Sementara itu, Sopo tampak kewalahan menghadapi kondisi motor pengangkut barang yang mulai bermasalah. Tanpa Bang Jarwo, ia harus menanggung tugas sendiri, mulai dari mengangkat barang sampai memperbaiki rantai motor. Tapi Sopo tidak menyerah. Ia tetap menjalankan tanggung jawabnya dan bahkan membeli bensin dengan semangat walaupun tak diberi uang—karena menurut Bang Jarwo, persahabatan artinya saling bantu tanpa pamrih.
Dalam situasi yang tidak ideal, Sopo tetap menunjukkan keberanian. Saat harus memperbaiki motor sendiri, ia melakukannya meski merasa takut. Bahkan ketika Denis datang dan membuatnya makin bingung, Sopo tetap berusaha menjalankan tugasnya dengan serius. Episode ini menekankan bahwa dalam kondisi apapun, kita harus tetap berani, meski harus menghadapi semuanya sendiri.
Ketika Bang Jarwo akhirnya muncul dan menyadari kekacauan yang terjadi, ia tak lari dari tanggung jawab. Ia justru meminta maaf dan berjanji akan lebih hadir untuk timnya.
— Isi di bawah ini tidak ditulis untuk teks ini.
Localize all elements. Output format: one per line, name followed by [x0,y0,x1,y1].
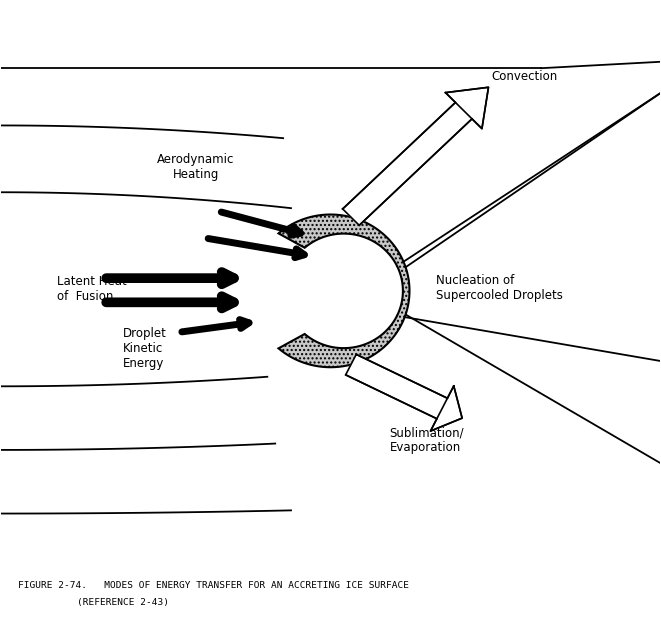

Cerita ini bukan hanya tentang kerusakan motor atau telat kerja, tapi tentang pentingnya hadir untuk sesama, menepati janji, dan tidak meninggalkan tanggung jawab kepada teman sendiri.
Pesan yang ingin disampaikan oleh cerita ini adalah bahwa meskipun kita sedang sendiri, kita tetap harus berani menghadapi tantangan dan menjalankan tanggung jawab kita.